Einzelne wenden sich Gott und wenden sich um Gottes willen einander zu. Sie machen einen Schritt auf den Pfarrer zu, nicht weil er ihnen liegt, sondern weil in ihm die Kirche, weil in ihm der Herr präsent ist. Sie machen nicht nur mit, sondern sie tragen mit. Sicher, sie sind bereit, da und dort einzuspringen, aber dies ist nicht das erste. Das erste ist vielmehr die Unerbittlichkeit, mit der sie alles daran setzen, dass Jesus wirklich zugegen sein kann. Das Angebot Jesu in seinem Wort, in seinem Sakrament, im Amt der Kirche findet ein tragendes Gegenüber: Jesus in der Mitte. Jesus gewinnt sozusagen eine Dimension im Leben der Gemeinde hinzu: die des Zwischen. Er prägt zumindest an einer Stelle ausdrücklich die Atmosphäre. Es gibt gemeinsames Leben mit ihm, gemeinsame Erfahrungen mit ihm. Der Bann der geistlichen Sprachlosigkeit wird gebrochen. Aber nicht nur das Leben dieser wenigen miteinander wird intensiver. Es wächst zugleich die Offenheit, anderen zuzuhören, sich für sie zu interessieren, selbstverständlich für sie da zu sein.

Der Schritt auf die anderen zu wird zugleich zum Schritt in die Einrichtungen, Gremien, Gruppen der Pfarrgemeinde [70] hinein – nicht mit dem Ziel, eine neue Interessengruppe zu bilden oder zusätzliche Aktivitäten zu inszenieren, sondern mit dem Ziel, Raum vorzubereiten für Jesus in der Mitte. Natürlich führt der Weg auch zum Pfarrer. Mit ihm eins sein gehört dazu, wenn man miteinander so eins sein will, dass Jesus in der Mitte ist. Der Pfarrer soll erfahren: Hier vertraue ich meine Anregungen und Anliegen nicht nur Menschen guten Willens an, sondern dem Herrn selbst, der unter ihnen lebt. Und umgekehrt: Hier erwarten Menschen von mir nicht etwas, sondern den Herrn, und wenn ich weniger gebe, gebe ich zuwenig. Es hieße also dieses Maß unterbieten, suchte er bei ihnen nur Entlastung oder gäbe er ihnen nur Mitsprache. Vielmehr soll an dieser Stelle die Grundstruktur von Gemeinde ausdrücklich und lebendig werden.
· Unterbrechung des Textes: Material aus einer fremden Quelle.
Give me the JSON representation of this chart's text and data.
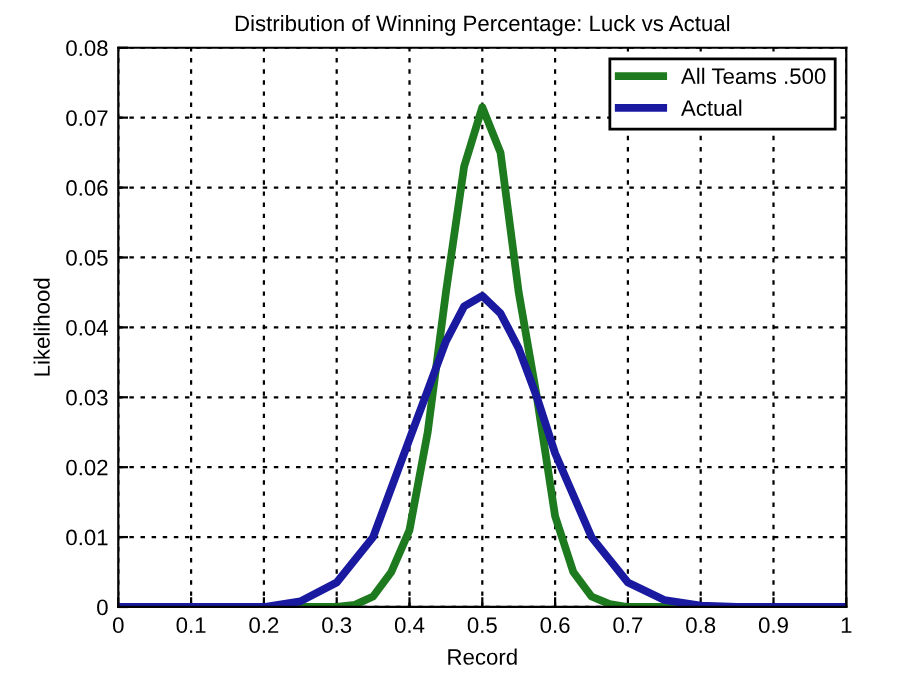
{
  "chart_data": {
    "type": "line",
    "title": "Distribution of Winning Percentage: Luck vs Actual",
    "xlabel": "Record",
    "ylabel": "Likelihood",
    "series": [
      {
        "name": "All Teams .500",
        "color": "#1e7a1e",
        "x": [
          0,
          0.3,
          0.325,
          0.35,
          0.375,
          0.4,
          0.425,
          0.45,
          0.475,
          0.5,
          0.525,
          0.55,
          0.575,
          0.6,
          0.625,
          0.65,
          0.675,
          0.7,
          1
        ],
        "values": [
          0,
          0,
          0.0003,
          0.0015,
          0.005,
          0.011,
          0.025,
          0.045,
          0.063,
          0.0715,
          0.065,
          0.045,
          0.03,
          0.013,
          0.005,
          0.0015,
          0.0004,
          0,
          0
        ]
      },
      {
        "name": "Actual",
        "color": "#1a1aa0",
        "x": [
          0,
          0.2,
          0.25,
          0.3,
          0.35,
          0.4,
          0.425,
          0.45,
          0.475,
          0.5,
          0.525,
          0.55,
          0.575,
          0.6,
          0.65,
          0.7,
          0.75,
          0.8,
          0.85,
          1
        ],
        "values": [
          0,
          0,
          0.0008,
          0.0035,
          0.01,
          0.024,
          0.031,
          0.038,
          0.043,
          0.0445,
          0.042,
          0.037,
          0.03,
          0.022,
          0.01,
          0.0035,
          0.001,
          0.0002,
          0,
          0
        ]
      }
    ],
    "xlim": [
      0,
      1
    ],
    "xticks": [
      0,
      0.1,
      0.2,
      0.3,
      0.4,
      0.5,
      0.6,
      0.7,
      0.8,
      0.9,
      1
    ],
    "ylim": [
      0,
      0.08
    ],
    "yticks": [
      0,
      0.01,
      0.02,
      0.03,
      0.04,
      0.05,
      0.06,
      0.07,
      0.08
    ],
    "grid": true,
    "legend": "top right",
    "line_style": "solid",
    "marker": "none"
  }
}
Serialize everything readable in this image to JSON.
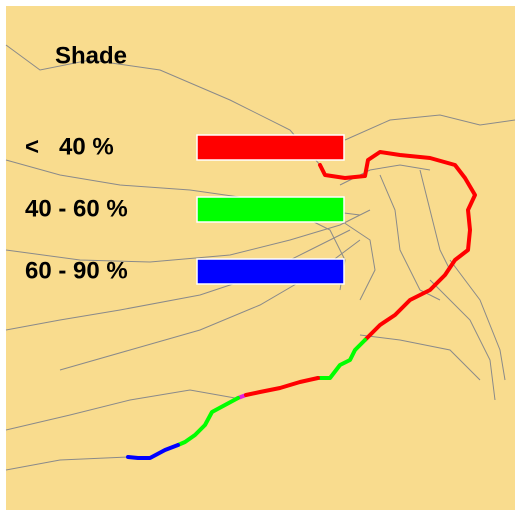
{
  "legend": {
    "title": "Shade",
    "items": [
      {
        "label": "<   40 %",
        "color": "#ff0000"
      },
      {
        "label": "40 - 60 %",
        "color": "#00ff00"
      },
      {
        "label": "60 - 90 %",
        "color": "#0000ff"
      }
    ]
  }
}
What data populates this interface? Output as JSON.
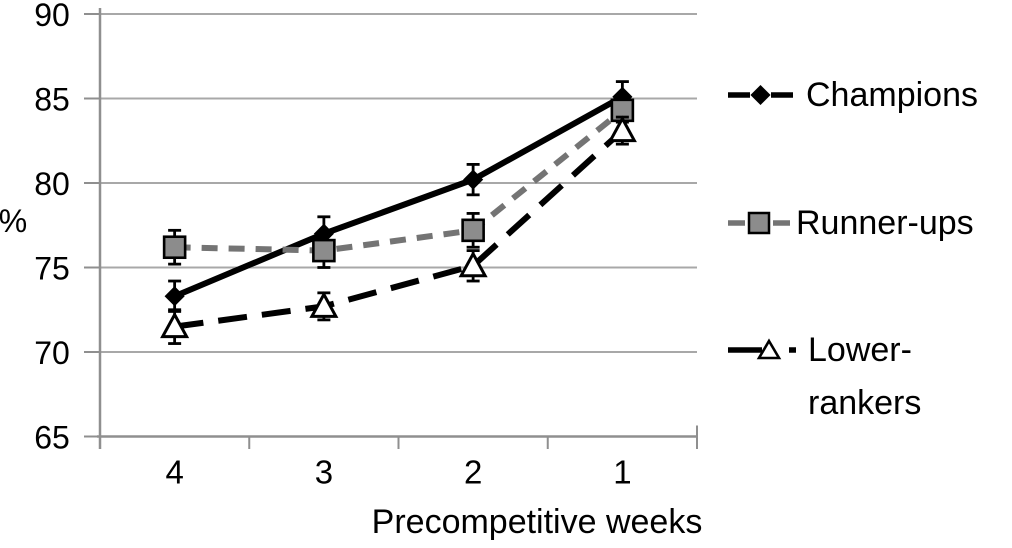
{
  "page": {
    "background": "#ffffff"
  },
  "chart_data": {
    "type": "line",
    "title": "",
    "xlabel": "Precompetitive weeks",
    "ylabel": "%",
    "categories": [
      "4",
      "3",
      "2",
      "1"
    ],
    "ylim": [
      65,
      90
    ],
    "yticks": [
      90,
      85,
      80,
      75,
      70,
      65
    ],
    "yticklabels": [
      "90",
      "85",
      "80",
      "75",
      "70",
      "65"
    ],
    "grid": true,
    "legend_position": "right",
    "grid_color": "#a8a8a8",
    "axis_color": "#8f8f8f",
    "error_bar_color": "#000000",
    "series": [
      {
        "name": "Champions",
        "values": [
          73.3,
          77.0,
          80.2,
          85.1
        ],
        "errors": [
          0.9,
          1.0,
          0.9,
          0.9
        ],
        "line_color": "#000000",
        "line_style": "solid",
        "marker": "diamond",
        "marker_fill": "#000000",
        "marker_stroke": "#000000"
      },
      {
        "name": "Runner-ups",
        "values": [
          76.2,
          76.0,
          77.2,
          84.3
        ],
        "errors": [
          1.0,
          1.0,
          1.0,
          0.7
        ],
        "line_color": "#747474",
        "line_style": "dashed",
        "marker": "square",
        "marker_fill": "#8c8c8c",
        "marker_stroke": "#000000"
      },
      {
        "name": "Lower-rankers",
        "values": [
          71.5,
          72.7,
          75.1,
          83.1
        ],
        "errors": [
          1.0,
          0.8,
          0.9,
          0.8
        ],
        "line_color": "#000000",
        "line_style": "long-dash",
        "marker": "triangle-up",
        "marker_fill": "#ffffff",
        "marker_stroke": "#000000"
      }
    ],
    "legend": [
      {
        "series": "Champions",
        "lines": [
          "Champions"
        ]
      },
      {
        "series": "Runner-ups",
        "lines": [
          "Runner-ups"
        ]
      },
      {
        "series": "Lower-rankers",
        "lines": [
          "Lower-",
          "rankers"
        ]
      }
    ]
  }
}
Jesus wird vom Pfarrer kraft seiner Sendung in die Gemeinde gebracht; der Pfarrer aber findet Jesus bereits in der Gemeinde vor, er entdeckt, dass er in vielen einzelnen, ja dass er zwischen einzelnen bereits lebendig ist. Jesus im Pfarrer und Jesus in der Gemeinde begegnen einander, zwischen Pfarrer und Gemeinde will Jesus in der Mitte leben, er selbst will der Herr der Gemeinde sein.
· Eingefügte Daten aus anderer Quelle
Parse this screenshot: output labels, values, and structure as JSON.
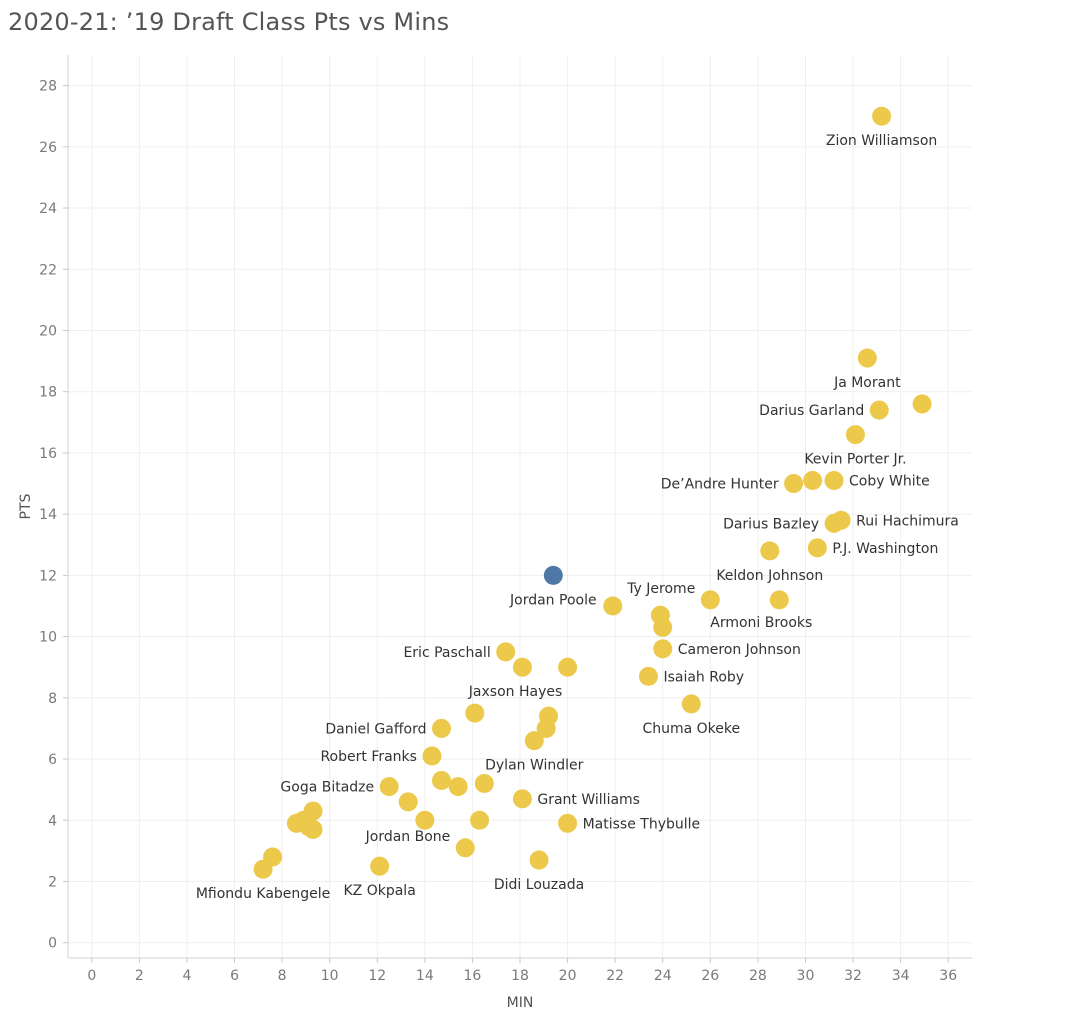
{
  "title": "2020-21: ’19 Draft Class Pts vs Mins",
  "chart_data": {
    "type": "scatter",
    "title": "2020-21: ’19 Draft Class Pts vs Mins",
    "xlabel": "MIN",
    "ylabel": "PTS",
    "xlim": [
      -1,
      37
    ],
    "ylim": [
      -0.5,
      29
    ],
    "x_ticks": [
      "0",
      "2",
      "4",
      "6",
      "8",
      "10",
      "12",
      "14",
      "16",
      "18",
      "20",
      "22",
      "24",
      "26",
      "28",
      "30",
      "32",
      "34",
      "36"
    ],
    "y_ticks": [
      "0",
      "2",
      "4",
      "6",
      "8",
      "10",
      "12",
      "14",
      "16",
      "18",
      "20",
      "22",
      "24",
      "26",
      "28"
    ],
    "grid": true,
    "colors": {
      "default": "#ECC94B",
      "highlight": "#4E79A7"
    },
    "points": [
      {
        "x": 33.2,
        "y": 27.0,
        "label": "Zion Williamson",
        "pos": "below"
      },
      {
        "x": 32.6,
        "y": 19.1,
        "label": "Ja Morant",
        "pos": "below"
      },
      {
        "x": 33.1,
        "y": 17.4,
        "label": "Darius Garland",
        "pos": "left"
      },
      {
        "x": 34.9,
        "y": 17.6,
        "label": "",
        "pos": "none"
      },
      {
        "x": 32.1,
        "y": 16.6,
        "label": "Kevin Porter Jr.",
        "pos": "below"
      },
      {
        "x": 29.5,
        "y": 15.0,
        "label": "De’Andre Hunter",
        "pos": "left"
      },
      {
        "x": 30.3,
        "y": 15.1,
        "label": "",
        "pos": "none"
      },
      {
        "x": 31.2,
        "y": 15.1,
        "label": "Coby White",
        "pos": "right"
      },
      {
        "x": 31.2,
        "y": 13.7,
        "label": "Darius Bazley",
        "pos": "left"
      },
      {
        "x": 31.5,
        "y": 13.8,
        "label": "Rui Hachimura",
        "pos": "right"
      },
      {
        "x": 30.5,
        "y": 12.9,
        "label": "P.J. Washington",
        "pos": "right"
      },
      {
        "x": 28.5,
        "y": 12.8,
        "label": "Keldon Johnson",
        "pos": "below"
      },
      {
        "x": 19.4,
        "y": 12.0,
        "label": "Jordan Poole",
        "pos": "below",
        "highlight": true
      },
      {
        "x": 21.9,
        "y": 11.0,
        "label": "",
        "pos": "none"
      },
      {
        "x": 26.0,
        "y": 11.2,
        "label": "Ty Jerome",
        "pos": "upleft"
      },
      {
        "x": 28.9,
        "y": 11.2,
        "label": "Armoni Brooks",
        "pos": "belowleft"
      },
      {
        "x": 23.9,
        "y": 10.7,
        "label": "",
        "pos": "none"
      },
      {
        "x": 24.0,
        "y": 10.3,
        "label": "",
        "pos": "none"
      },
      {
        "x": 24.0,
        "y": 9.6,
        "label": "Cameron Johnson",
        "pos": "right"
      },
      {
        "x": 17.4,
        "y": 9.5,
        "label": "Eric Paschall",
        "pos": "left"
      },
      {
        "x": 18.1,
        "y": 9.0,
        "label": "",
        "pos": "none"
      },
      {
        "x": 20.0,
        "y": 9.0,
        "label": "",
        "pos": "none"
      },
      {
        "x": 23.4,
        "y": 8.7,
        "label": "Isaiah Roby",
        "pos": "right"
      },
      {
        "x": 25.2,
        "y": 7.8,
        "label": "Chuma Okeke",
        "pos": "below"
      },
      {
        "x": 16.1,
        "y": 7.5,
        "label": "Jaxson Hayes",
        "pos": "upright"
      },
      {
        "x": 19.2,
        "y": 7.4,
        "label": "",
        "pos": "none"
      },
      {
        "x": 19.1,
        "y": 7.0,
        "label": "",
        "pos": "none"
      },
      {
        "x": 18.6,
        "y": 6.6,
        "label": "Dylan Windler",
        "pos": "below"
      },
      {
        "x": 14.7,
        "y": 7.0,
        "label": "Daniel Gafford",
        "pos": "left"
      },
      {
        "x": 14.3,
        "y": 6.1,
        "label": "Robert Franks",
        "pos": "left"
      },
      {
        "x": 14.7,
        "y": 5.3,
        "label": "",
        "pos": "none"
      },
      {
        "x": 15.4,
        "y": 5.1,
        "label": "",
        "pos": "none"
      },
      {
        "x": 16.5,
        "y": 5.2,
        "label": "",
        "pos": "none"
      },
      {
        "x": 12.5,
        "y": 5.1,
        "label": "Goga Bitadze",
        "pos": "left"
      },
      {
        "x": 13.3,
        "y": 4.6,
        "label": "",
        "pos": "none"
      },
      {
        "x": 18.1,
        "y": 4.7,
        "label": "Grant Williams",
        "pos": "right"
      },
      {
        "x": 14.0,
        "y": 4.0,
        "label": "",
        "pos": "none"
      },
      {
        "x": 16.3,
        "y": 4.0,
        "label": "",
        "pos": "none"
      },
      {
        "x": 20.0,
        "y": 3.9,
        "label": "Matisse Thybulle",
        "pos": "right"
      },
      {
        "x": 8.6,
        "y": 3.9,
        "label": "",
        "pos": "none"
      },
      {
        "x": 8.9,
        "y": 4.0,
        "label": "",
        "pos": "none"
      },
      {
        "x": 9.3,
        "y": 4.3,
        "label": "",
        "pos": "none"
      },
      {
        "x": 9.1,
        "y": 3.8,
        "label": "",
        "pos": "none"
      },
      {
        "x": 9.3,
        "y": 3.7,
        "label": "",
        "pos": "none"
      },
      {
        "x": 15.7,
        "y": 3.1,
        "label": "Jordan Bone",
        "pos": "upleft"
      },
      {
        "x": 18.8,
        "y": 2.7,
        "label": "Didi Louzada",
        "pos": "below"
      },
      {
        "x": 12.1,
        "y": 2.5,
        "label": "KZ Okpala",
        "pos": "below"
      },
      {
        "x": 7.6,
        "y": 2.8,
        "label": "",
        "pos": "none"
      },
      {
        "x": 7.2,
        "y": 2.4,
        "label": "Mfiondu Kabengele",
        "pos": "below"
      }
    ]
  }
}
Das bewusste und beständige Leben mit Jesus in der Mitte fängt in einer Gemeinde gewöhnlich unter wenigen an. Aber die innere Dynamik dieses Lebens lässt nicht zu, dass es nur wenige bleiben. Die Früchte, die aus diesem Leben wachsen, geben eine Antwort insbesondere auf jene Gefährdungen von Gemeinde, die uns schon aufgefallen sind: lautloser Auszug, Spannungen, Unfähigkeit zur Kommunikation, übersteigerte Erwartungen. Es entsteht jenes Klima, das auch die Fernen wieder einlädt. Der Einheit und der Verständigung werden Wege bereitet. Man spricht wieder über den Glauben, man spricht wieder über Gott. Verfügbarkeit und Bereitschaft [71] treten an die Stelle einer passiven Konsumhaltung.
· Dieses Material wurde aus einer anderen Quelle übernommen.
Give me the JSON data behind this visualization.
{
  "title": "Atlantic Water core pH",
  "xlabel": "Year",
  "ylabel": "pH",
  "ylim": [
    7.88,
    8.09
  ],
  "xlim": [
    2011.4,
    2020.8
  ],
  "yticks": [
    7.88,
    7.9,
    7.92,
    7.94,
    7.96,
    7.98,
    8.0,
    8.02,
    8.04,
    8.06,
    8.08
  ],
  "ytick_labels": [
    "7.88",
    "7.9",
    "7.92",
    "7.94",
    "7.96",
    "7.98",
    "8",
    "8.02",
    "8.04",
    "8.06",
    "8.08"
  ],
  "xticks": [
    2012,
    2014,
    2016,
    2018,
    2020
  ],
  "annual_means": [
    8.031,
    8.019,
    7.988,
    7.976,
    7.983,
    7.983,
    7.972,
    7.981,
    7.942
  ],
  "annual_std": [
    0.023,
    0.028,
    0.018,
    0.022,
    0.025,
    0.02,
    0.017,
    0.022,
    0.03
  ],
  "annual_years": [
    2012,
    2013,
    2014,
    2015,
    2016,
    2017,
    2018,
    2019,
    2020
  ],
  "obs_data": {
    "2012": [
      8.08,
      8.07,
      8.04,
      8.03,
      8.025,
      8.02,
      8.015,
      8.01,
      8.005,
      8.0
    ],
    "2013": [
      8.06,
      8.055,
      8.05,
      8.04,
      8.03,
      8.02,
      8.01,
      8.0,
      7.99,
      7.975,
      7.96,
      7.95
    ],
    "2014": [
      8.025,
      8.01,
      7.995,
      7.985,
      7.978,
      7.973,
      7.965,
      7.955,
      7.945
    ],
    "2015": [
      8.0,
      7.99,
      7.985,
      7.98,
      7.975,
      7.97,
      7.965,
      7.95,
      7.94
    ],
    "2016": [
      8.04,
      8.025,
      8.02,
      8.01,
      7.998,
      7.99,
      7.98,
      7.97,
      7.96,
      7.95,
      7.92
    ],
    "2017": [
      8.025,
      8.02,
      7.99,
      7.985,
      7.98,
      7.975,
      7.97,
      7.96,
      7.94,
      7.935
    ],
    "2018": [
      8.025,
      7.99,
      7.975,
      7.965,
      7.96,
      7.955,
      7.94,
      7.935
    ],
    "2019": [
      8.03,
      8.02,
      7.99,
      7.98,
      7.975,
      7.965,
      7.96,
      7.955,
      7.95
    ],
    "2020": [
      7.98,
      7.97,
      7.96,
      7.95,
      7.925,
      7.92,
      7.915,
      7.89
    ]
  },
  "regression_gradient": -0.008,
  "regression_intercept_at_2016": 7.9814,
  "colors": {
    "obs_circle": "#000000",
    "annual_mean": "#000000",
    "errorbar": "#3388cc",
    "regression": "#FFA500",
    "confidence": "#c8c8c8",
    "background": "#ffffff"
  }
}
Hier geschieht nicht nur Verlebendigung von Gemeinde, hier zeichnet sich auch eine Lösung ab für zwei extreme Situationen. Immer mehr Gemeinden werden in den nächsten Jahren keinen Priester mehr in ihrer Mitte haben. Wo Menschen so miteinander leben, dass der Herr unter ihnen ist, da bleibt eine lebendige Quelle in der Gemeinde, aus der sich ihr Leben nähren und gerade in solcher Belastung weiter wachsen kann. Noch härter ist freilich die Prüfung dort, wo im Druck der Verhältnisse die tragenden Strukturen von Kirche ausrinnen oder zusammenbrechen, wo Jesus in der Eucharistie, in der Verkündigung, in der Hierarchie praktisch unerreichbar geworden ist. Kirche kann hier nur weiterleben, wo Jesus in der Mitte lebt. Wo er ist, da behält auch die Hoffnung ihr Recht: dass sich durch alle Bedrängnisse hindurch ein neuer Anfang schenken wird. Die stärksten Glaubenszeugnisse unserer Epoche sind Zeugnisse der Kirche, die fast allein durch Jesus in der Mitte noch zu bestehen vermag.